Его тонкий рот расплылся в улыбке.

– Это счастливая звезда домовладельца, – объяснил он, ставя передо мной стакан. – Всепогодный друг для тех, кто хочет забыться.

Я молчала, глядя, как он снимает с полки бутылку и наполняет стакан мескалем. Вообще говоря, пить эту бурду не стоило. Кто знает, какое бактериологическое оружие они сыплют в котлы ради ускорения ферментации. Но я знала, что Дамович всегда берег хороший товар для тех, кто не простит ему отравления.

– За счет заведения, – тихо сказал он. – В последний раз.

Кивнув, я выпила. Ужасное пойло заставило меня прослезиться, но все равно этот мескаль был лучше, чем змеиная настойка, бутылки с которой ровными рядами теснились за стойкой – в мутноватой жидкости виднелись скрученные спиралью пресмыкающиеся.

Пока я разглядывала рептилий в бутылках, Дамович поставил передо мной блюдце с червячной солью и пачку сушеных апельсинов.
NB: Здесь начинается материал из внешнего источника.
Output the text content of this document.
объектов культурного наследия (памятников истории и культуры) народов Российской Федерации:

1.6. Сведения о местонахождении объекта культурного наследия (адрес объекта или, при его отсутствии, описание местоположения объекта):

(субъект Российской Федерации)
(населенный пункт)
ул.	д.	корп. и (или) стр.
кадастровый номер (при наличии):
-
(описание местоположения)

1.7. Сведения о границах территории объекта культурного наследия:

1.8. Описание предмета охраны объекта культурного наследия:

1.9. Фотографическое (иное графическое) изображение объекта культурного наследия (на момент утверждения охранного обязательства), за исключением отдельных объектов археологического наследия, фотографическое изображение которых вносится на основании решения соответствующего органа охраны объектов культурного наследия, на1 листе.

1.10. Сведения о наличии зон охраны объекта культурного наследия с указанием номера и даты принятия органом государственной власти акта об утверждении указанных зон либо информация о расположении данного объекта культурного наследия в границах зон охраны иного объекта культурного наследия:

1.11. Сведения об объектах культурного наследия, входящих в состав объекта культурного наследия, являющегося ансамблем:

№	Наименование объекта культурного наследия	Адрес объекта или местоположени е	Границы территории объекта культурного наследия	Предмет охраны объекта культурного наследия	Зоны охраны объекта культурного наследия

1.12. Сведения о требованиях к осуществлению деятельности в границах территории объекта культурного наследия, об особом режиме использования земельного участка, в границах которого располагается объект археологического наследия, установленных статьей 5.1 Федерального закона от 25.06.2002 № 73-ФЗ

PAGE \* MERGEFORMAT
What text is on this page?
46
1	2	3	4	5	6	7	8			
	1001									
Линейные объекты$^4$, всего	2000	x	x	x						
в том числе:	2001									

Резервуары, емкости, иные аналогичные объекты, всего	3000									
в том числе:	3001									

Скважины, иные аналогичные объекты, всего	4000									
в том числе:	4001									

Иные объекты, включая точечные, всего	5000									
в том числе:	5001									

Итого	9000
Какое-то время я просто прислушивалась к звукам вокруг: грохот посуды и шипение плиты от ларька с едой, рев двигателей со стоянки, жалобные крики стервятников и вой пустынного ветра, свистящего в щелях металлической ограды. Я насыпала соль на плитку апельсина и слизнула ее языком, наслаждаясь вкусом и раздумывая, насколько можно быть откровенной.

Жаль, конечно, не заслуживал доверия, но трусость делала его предсказуемым. Поговаривают, что в тюрьме он был Пятеркой, но изловчился скостить себе срок своими бесконечными разговорами о раскаянии за содеянное на войне, так что даже тюремный капеллан устал их слушать и написал прошение на имя коменданта о сокращении его срока – чтобы наконец от него избавиться. Комендант согласился, с одним условием: Дамович оставит свою тюремную кличку вместе с ошейником, сменив ее на «Жаль».

Неплохая сделка, думала я, глядя, как он подсыпает еще немного червячной соли на блюдце. Ему подходило это имя, а тюремные коменданты часто награждали своих подопечных гораздо более худшими кличками. Все же лучше остаться со своим сроком. Лучше нести крест позора и насмешек, чем позволить наградить тебя глумливым именем.

Я осушила стакан. Ведь у девочки тоже было имя, но я страшилась узнать его.

«Просто скинь ее здесь, – шептал голос из прошлого. – Оставь ее, как сказал тот мужик. Она не заслуживает твоей помощи».